Certains privilèges sont montrés du doigt : les privilèges d’Ancien Régime, des riches, des Blancs. Le décevant privilège de l’âge a disparu, quant à lui, depuis qu’après le discours sacrilège de Claude Autant-Lara, en 1989, le Parlement européen eut retiré au doyen d’âge le soin d’ouvrir la première session d’une nouvelle législature. Mais il est un privilège que personne ne discute : celui du juge. En France, il peut condamner sans preuve, si son intime conviction l’y incline. Et il vient d’en faire deux fois un usage retentissant.
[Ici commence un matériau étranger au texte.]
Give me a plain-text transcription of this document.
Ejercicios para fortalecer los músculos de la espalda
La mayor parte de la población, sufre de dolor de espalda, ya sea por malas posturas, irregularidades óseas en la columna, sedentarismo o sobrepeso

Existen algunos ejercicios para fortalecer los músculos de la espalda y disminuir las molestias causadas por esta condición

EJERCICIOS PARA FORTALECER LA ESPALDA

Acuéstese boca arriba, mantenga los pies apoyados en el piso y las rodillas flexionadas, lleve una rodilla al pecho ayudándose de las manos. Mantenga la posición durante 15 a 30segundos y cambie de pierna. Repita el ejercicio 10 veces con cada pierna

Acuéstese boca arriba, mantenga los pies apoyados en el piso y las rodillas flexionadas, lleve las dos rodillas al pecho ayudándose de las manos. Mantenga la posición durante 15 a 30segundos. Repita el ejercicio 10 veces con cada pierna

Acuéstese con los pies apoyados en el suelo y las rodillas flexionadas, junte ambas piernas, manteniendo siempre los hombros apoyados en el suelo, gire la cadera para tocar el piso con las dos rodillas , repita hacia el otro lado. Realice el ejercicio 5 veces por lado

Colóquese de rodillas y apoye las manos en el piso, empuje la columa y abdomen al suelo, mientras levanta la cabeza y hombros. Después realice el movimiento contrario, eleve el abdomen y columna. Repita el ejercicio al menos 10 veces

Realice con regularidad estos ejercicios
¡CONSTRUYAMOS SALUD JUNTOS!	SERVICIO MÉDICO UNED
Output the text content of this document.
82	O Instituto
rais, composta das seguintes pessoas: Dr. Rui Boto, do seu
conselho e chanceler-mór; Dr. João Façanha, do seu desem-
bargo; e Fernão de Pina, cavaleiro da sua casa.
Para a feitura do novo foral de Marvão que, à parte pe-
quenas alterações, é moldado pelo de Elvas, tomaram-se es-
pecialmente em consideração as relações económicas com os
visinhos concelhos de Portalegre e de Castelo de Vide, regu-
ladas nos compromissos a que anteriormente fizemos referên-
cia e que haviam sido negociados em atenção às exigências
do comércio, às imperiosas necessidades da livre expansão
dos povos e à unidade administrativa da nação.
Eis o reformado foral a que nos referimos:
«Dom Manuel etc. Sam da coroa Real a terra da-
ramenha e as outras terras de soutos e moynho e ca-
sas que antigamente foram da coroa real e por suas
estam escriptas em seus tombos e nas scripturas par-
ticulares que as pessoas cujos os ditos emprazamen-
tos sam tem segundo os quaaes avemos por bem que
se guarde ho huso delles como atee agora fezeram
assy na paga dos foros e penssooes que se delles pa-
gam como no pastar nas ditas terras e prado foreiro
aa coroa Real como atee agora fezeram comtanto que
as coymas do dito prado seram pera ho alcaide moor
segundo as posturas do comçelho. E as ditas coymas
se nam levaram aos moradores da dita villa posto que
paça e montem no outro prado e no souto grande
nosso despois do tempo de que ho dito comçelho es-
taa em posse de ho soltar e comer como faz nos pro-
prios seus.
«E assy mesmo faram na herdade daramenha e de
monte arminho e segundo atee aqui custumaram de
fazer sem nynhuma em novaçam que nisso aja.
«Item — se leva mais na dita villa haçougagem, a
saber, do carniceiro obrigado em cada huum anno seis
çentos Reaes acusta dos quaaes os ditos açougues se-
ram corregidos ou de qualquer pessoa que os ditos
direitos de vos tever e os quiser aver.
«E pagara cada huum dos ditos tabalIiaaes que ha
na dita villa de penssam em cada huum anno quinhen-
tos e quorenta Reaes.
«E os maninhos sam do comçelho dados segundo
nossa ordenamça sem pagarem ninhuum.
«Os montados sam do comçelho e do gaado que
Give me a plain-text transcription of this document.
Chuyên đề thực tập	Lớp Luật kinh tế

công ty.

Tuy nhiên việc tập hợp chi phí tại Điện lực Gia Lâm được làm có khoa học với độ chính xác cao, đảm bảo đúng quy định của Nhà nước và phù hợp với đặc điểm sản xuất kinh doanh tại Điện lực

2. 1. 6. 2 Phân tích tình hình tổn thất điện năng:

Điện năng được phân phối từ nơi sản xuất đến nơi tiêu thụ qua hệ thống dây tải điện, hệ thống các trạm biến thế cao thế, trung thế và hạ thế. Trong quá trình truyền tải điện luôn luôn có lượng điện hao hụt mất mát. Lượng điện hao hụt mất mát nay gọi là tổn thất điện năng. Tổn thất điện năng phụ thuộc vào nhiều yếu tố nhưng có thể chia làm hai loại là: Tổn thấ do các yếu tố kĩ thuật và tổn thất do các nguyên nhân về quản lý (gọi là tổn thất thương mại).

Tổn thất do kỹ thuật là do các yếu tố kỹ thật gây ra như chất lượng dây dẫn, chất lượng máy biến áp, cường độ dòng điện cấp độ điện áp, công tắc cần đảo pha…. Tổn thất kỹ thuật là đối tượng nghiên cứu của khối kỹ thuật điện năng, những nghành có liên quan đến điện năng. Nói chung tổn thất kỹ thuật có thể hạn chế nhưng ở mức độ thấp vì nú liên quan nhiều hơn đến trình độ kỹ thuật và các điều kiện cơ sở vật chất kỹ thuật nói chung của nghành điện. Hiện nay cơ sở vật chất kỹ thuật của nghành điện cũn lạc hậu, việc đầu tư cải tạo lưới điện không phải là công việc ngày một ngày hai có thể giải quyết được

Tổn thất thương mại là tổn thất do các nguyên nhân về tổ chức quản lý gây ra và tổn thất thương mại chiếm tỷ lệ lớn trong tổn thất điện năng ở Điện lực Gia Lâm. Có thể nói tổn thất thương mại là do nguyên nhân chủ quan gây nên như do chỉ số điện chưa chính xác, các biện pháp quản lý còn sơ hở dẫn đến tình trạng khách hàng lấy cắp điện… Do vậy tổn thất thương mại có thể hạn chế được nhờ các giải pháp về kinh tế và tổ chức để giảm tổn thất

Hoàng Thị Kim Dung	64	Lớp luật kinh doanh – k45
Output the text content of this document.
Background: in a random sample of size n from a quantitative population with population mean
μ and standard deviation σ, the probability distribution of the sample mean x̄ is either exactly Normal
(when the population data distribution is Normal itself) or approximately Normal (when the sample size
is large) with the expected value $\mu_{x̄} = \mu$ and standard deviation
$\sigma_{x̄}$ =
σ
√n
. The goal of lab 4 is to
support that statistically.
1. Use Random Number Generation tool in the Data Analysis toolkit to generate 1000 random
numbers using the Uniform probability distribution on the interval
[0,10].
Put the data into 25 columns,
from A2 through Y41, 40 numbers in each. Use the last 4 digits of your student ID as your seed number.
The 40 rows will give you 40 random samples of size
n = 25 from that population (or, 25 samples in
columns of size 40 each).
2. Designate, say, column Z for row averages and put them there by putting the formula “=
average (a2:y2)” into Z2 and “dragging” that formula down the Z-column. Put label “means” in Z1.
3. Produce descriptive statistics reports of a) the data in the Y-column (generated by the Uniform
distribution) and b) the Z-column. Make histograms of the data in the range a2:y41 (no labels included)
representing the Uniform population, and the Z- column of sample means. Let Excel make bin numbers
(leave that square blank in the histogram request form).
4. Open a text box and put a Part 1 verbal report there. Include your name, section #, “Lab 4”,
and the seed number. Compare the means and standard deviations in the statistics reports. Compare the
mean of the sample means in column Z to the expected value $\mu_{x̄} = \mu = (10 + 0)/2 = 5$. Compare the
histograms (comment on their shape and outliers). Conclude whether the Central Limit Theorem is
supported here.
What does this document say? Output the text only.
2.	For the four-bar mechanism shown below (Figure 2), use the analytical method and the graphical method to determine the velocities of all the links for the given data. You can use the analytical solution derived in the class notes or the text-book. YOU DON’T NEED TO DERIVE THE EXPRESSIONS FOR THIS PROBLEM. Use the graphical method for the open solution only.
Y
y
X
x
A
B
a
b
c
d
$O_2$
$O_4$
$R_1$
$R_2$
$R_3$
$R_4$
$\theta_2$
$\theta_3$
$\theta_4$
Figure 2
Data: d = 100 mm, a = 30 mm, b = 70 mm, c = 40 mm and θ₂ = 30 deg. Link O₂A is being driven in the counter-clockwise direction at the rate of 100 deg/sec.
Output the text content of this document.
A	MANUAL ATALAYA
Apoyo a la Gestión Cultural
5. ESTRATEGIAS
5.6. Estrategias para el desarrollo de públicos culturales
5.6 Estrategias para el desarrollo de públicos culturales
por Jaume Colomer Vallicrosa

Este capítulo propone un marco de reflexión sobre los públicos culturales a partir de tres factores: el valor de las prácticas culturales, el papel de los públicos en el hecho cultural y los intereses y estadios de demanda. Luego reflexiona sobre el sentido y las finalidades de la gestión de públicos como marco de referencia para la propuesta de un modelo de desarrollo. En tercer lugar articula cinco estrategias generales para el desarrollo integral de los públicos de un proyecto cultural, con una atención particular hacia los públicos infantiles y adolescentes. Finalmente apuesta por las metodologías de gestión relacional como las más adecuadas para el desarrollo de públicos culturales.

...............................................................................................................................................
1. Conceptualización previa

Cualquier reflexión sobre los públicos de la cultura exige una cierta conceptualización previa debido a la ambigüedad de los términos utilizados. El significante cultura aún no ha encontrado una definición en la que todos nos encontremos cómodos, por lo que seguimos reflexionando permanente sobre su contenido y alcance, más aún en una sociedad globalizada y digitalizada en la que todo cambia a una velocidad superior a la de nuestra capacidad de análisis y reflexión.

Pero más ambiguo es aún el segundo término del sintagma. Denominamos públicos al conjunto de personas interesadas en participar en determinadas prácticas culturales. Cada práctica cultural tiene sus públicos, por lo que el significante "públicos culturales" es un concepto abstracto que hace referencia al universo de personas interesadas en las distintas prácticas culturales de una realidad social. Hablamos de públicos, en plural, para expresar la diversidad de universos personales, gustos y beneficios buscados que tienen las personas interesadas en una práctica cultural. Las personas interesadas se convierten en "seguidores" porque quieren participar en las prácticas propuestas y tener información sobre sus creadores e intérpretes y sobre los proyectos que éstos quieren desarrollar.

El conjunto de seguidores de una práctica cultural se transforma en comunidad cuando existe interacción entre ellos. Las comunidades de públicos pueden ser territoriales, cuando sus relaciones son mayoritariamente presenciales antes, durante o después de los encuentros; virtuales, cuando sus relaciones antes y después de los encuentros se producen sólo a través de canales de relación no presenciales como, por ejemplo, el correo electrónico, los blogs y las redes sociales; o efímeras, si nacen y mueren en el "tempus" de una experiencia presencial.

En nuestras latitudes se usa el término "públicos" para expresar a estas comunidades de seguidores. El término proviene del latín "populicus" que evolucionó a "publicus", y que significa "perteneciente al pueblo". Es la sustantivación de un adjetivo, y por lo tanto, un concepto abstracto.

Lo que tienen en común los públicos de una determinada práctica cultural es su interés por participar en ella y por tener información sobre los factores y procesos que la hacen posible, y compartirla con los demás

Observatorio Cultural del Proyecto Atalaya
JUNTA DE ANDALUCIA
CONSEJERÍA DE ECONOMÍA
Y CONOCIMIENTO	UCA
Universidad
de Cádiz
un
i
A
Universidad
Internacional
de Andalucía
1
Le 25 septembre 2025, le tribunal correctionnel de Paris condamnait Nicolas Sarkozy pour association de malfaiteurs : il était accusé d’avoir laissé ses collaborateurs demander à la Libye de Kadhafi de financer sa campagne électorale de 2007. Mme Gavarino, qui présidait le tribunal et qui avait naguère manifesté contre lui, reconnaît dans son jugement qu’aucune preuve ne le justifie, mais fonde sa conviction sur un faisceau d’indices. Même démarche pour les trois magistrats et les six jurés (ils ne sont pas toujours douze) qui viennent de condamner Cédric Jubilar à trente ans de prison.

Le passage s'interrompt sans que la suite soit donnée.